Week 4 New York Jets - Although both teams entered week 4 undefeated and both were gaining league wide respect on the strength of impressive early season wins, the marquee game of week 4 was not the great matchup in the Superdome between these two undefeated titans. No, keeping with the theme of unexplained loss of testosterone league-wide, 40 yr old Brett Favre's much anticipated tilt vs his former team, the Packers, grabbed the headlines in the week leading up to week 4. However, it was the Saints-Jets matchup that had the league in damage control mode the ensuing week. You see, even though the Jets, led by defensive guru Rex Ryan came into the game with the most feared pass rush in the league, it was the Saints that walked away with all the 'sacks' on this day and the Saints with one swing of the Juju, seemingly turned the Cinderella Jets into true-life Cinderellas, as the once undefeated Jets have been winless ever since.

Week 5 New York Giants - The NFL's marquee matchup of the week pitted the 5-0 Giants arguably the best team in the league vs the 4-0 Saints. The Giants, known for their physicality on both sides of the ball entered the game ranked 1st in total defense and 2nd in total offense. The matchup of these Giants, vs a Saints team still trying to shake the reputation of being a finesse team only, had prognosticators licking their chops at the thought of the Giants, located at the heart of the media capitol of the world, putting the pesky Saints in their place once and for all. What took place after kickoff on Sunday was one of the most one-sided, comprehensive, confidence-robbing, physical, mental, and emotional, beat downs that such a game between two undefeated teams this deep into the season has ever witnessed. With Drew Brees slinging the ball to every quadrant of the field with the precision of a urologist, Marques Colston outclassing every DB on the Giant roster, Shockey and Lance Moore claiming more territory in the Giants secondary than the Dutch West India Company and Robert Meachum removing any pride the Giants may have had left by gutting them deep, the Saints had hung 48 pts on the manly Giants before the fat lady could as much as clear her throat. The legendary New York pass rush didn't lay a fake fingernail on Brees all day and once the Giants were sufficiently secured in prone position, the Saints mercifully called off the attack after hardly breaking a good sweat.................... G-Men?............we'll soon find out.

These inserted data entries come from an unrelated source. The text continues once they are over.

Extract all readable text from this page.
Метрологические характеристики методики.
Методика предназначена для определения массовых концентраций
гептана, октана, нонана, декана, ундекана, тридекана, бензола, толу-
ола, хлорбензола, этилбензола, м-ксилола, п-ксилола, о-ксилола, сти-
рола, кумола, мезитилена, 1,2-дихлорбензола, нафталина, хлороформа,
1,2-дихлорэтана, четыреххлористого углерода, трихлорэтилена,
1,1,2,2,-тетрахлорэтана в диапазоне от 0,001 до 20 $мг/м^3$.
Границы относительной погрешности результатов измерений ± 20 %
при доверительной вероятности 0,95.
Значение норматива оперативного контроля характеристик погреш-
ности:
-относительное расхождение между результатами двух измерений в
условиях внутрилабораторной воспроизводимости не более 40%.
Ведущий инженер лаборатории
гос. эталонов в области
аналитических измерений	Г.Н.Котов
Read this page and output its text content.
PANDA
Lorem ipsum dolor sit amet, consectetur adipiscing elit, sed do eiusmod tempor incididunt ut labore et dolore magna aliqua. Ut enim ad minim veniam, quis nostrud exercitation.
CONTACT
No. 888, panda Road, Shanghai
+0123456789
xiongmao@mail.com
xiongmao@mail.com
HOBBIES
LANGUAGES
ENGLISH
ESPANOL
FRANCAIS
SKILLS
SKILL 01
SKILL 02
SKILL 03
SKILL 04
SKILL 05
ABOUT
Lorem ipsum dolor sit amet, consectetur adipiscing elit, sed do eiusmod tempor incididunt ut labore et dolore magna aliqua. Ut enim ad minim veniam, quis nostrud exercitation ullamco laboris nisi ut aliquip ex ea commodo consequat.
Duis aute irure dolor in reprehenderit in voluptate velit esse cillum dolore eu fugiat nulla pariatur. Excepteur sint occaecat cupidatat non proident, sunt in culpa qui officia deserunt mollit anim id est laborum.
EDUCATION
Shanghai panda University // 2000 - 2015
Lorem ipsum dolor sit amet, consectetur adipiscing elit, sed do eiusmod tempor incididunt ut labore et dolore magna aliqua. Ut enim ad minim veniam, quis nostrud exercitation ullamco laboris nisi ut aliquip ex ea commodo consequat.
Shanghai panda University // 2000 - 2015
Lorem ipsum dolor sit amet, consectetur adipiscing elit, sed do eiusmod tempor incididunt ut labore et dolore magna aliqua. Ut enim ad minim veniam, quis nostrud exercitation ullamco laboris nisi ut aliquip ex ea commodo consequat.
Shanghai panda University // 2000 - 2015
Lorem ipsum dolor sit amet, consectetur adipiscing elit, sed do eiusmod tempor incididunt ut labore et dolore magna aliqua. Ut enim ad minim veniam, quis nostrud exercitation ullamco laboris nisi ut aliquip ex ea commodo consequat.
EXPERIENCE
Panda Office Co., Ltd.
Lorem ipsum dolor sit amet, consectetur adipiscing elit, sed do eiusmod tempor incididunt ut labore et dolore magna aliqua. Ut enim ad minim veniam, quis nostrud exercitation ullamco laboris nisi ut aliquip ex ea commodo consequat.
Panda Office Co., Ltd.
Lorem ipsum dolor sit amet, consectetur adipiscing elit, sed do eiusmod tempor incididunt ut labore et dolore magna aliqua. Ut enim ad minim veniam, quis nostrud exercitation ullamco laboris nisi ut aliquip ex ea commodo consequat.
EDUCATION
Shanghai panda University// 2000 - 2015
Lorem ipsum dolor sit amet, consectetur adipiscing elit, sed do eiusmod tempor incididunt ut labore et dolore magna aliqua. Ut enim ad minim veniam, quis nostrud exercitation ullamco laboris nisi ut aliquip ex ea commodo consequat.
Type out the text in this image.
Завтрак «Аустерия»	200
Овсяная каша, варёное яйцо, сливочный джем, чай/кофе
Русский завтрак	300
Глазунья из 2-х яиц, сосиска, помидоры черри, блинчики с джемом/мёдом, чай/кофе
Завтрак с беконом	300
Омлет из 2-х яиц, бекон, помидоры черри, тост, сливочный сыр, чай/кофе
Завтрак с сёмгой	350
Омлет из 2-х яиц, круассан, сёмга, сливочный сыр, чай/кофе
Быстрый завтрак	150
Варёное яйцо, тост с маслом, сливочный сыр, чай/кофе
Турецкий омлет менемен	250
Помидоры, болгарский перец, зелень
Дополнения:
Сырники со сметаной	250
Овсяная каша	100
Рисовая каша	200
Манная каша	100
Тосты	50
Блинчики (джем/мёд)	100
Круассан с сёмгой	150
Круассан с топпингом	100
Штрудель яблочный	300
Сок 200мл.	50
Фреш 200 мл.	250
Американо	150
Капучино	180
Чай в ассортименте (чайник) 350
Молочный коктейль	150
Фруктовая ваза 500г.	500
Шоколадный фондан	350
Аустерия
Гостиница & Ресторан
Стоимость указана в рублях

Week 1 - The Detroit Lions. With all the talk of low testosterone levels, I decided to save this game for last. Disappointingly, tests results could detect no measureable testosterone levels among the Lions pregame so, no comparison can be made but for the record, the Saints scored 45 on the defenseless Lions and the Lions have posted a 1-4 record since. No trace has yet to be found, apparently everything went as expected.